Amir studied the crack. He studied the drab band of gray. He studied Ethan's face as if he had just seen something he had to reconsider a part of what he was sure about the world.

He was a man of professionalism. He didn't let it get the better of him for very long.

He came to the boundary of the challenge area. He told the floor staff, Withdrawing. Evenly. The tone of a judgement, not a concession.

The match was over.

There was a group of people who had seen something they couldn't put a name on and were trying to make up a name from the little bits and pieces. Ethan was on the broken tile floor and let them look and he did not look back.

Amir walked across the floor towards him.

He played with the same casualness that he had displayed before they brought him in and it reassured Ethan that his condition hadn't been affected at all; it had simply shifted his focus on to a different challenge – one that he actually found more interesting than troublesome.

Amir said, "The Bureau classified you unregistered.”

"Provisionally."

He glanced at the crevice. “That's what you got back out of my push with you on high Crank, with high Crank force.” He stated it as a fact of his observation, not as an accusation. “That's not a developing talent – that's a developed talent under a misnomer.”

“It's the Bureau's classification,” Ethan said.

"I know whose it is." He looked into Ethan's eyes. “I'm asking-why does it exists?

Amir had pulled out rather than push further — weighing the safety of the floor, the people above it. But instead of walking away, he'd walked toward Ethan, curiosity overriding caution. His question wasn't about Ethan's skill. It was about why the Bureau had classified him this way at all.

“You'd have to go to the Bureau,” Ethan said.

"I intend to." Quietly. The mood of the sentence that was made before the end. “What's your name?”

"Ethan Cole."

Amir kept it just as one would file information that they plan to use. He nodded once and walked away from his assistants to the floor, without looking back.
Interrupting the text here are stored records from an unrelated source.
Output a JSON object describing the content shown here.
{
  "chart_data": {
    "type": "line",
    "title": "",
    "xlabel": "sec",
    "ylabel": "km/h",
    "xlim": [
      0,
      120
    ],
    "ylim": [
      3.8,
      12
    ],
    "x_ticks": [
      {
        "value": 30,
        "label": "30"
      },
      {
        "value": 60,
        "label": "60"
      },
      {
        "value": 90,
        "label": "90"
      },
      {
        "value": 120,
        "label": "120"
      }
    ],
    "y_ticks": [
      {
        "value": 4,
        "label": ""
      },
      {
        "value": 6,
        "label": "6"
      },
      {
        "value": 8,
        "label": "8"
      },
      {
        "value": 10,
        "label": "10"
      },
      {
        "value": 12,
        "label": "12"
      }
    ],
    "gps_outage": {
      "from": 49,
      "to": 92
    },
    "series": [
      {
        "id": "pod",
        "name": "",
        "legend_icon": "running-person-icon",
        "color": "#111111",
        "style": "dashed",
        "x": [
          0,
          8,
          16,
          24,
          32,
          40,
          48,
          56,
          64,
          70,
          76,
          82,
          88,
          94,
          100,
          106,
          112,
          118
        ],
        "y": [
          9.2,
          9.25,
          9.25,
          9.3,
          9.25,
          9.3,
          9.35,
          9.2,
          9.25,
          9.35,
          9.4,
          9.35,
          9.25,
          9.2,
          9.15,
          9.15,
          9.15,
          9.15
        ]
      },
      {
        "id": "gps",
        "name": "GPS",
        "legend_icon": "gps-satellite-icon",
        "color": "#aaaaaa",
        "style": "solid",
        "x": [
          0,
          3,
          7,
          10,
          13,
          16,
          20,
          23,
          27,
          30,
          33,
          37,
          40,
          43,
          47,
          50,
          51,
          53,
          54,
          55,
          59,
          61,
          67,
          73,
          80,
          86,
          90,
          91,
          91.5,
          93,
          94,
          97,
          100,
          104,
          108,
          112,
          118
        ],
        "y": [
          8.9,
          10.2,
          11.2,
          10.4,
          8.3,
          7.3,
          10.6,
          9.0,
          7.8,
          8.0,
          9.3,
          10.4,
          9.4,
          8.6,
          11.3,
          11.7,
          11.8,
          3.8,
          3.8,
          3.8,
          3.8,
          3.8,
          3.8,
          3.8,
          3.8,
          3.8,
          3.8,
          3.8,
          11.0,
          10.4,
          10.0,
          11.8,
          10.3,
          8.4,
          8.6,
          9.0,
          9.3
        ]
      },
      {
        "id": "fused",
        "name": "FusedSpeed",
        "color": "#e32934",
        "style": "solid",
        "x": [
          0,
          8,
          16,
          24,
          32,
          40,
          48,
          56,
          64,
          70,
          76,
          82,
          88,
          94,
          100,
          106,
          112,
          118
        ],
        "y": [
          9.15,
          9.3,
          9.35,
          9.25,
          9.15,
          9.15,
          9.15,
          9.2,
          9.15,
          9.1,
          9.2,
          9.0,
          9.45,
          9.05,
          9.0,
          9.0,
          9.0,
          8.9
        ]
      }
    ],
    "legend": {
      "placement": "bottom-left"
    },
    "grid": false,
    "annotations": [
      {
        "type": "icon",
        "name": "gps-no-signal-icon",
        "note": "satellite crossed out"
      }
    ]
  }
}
The Authority officers at the door watched as Ethan walked away and didn't say anything. The flag had already been filed. He had witnessed one before the two minutes of the first half and the report would be received by Harmon before the end of the evening.

Good.

As he walked on, his hands in the coat pockets, he took stock outside the Tower, to his east. The reservoir was at the post-threshold level, its new depth, the new efficiency of the conversion that the first tier had achieved. What he had demonstrated on the floor was half of about half of what the current return capacity is, so the difference between what Harmon's footage would show and what Ethan actually carried was quite large.

That was the plan.

Allow Harmon to work out what C-rank output from a gray band would mean for 2 weeks. Allow the Crest division to update their profile with Tower challenge data. Allow both of them to watch the Tower as the move proceeded somewhere else.

He turned around and walked back to the Warrens.

He had work to do, and the time in which he could do it had been reduced and he was not going to miss a single day of it.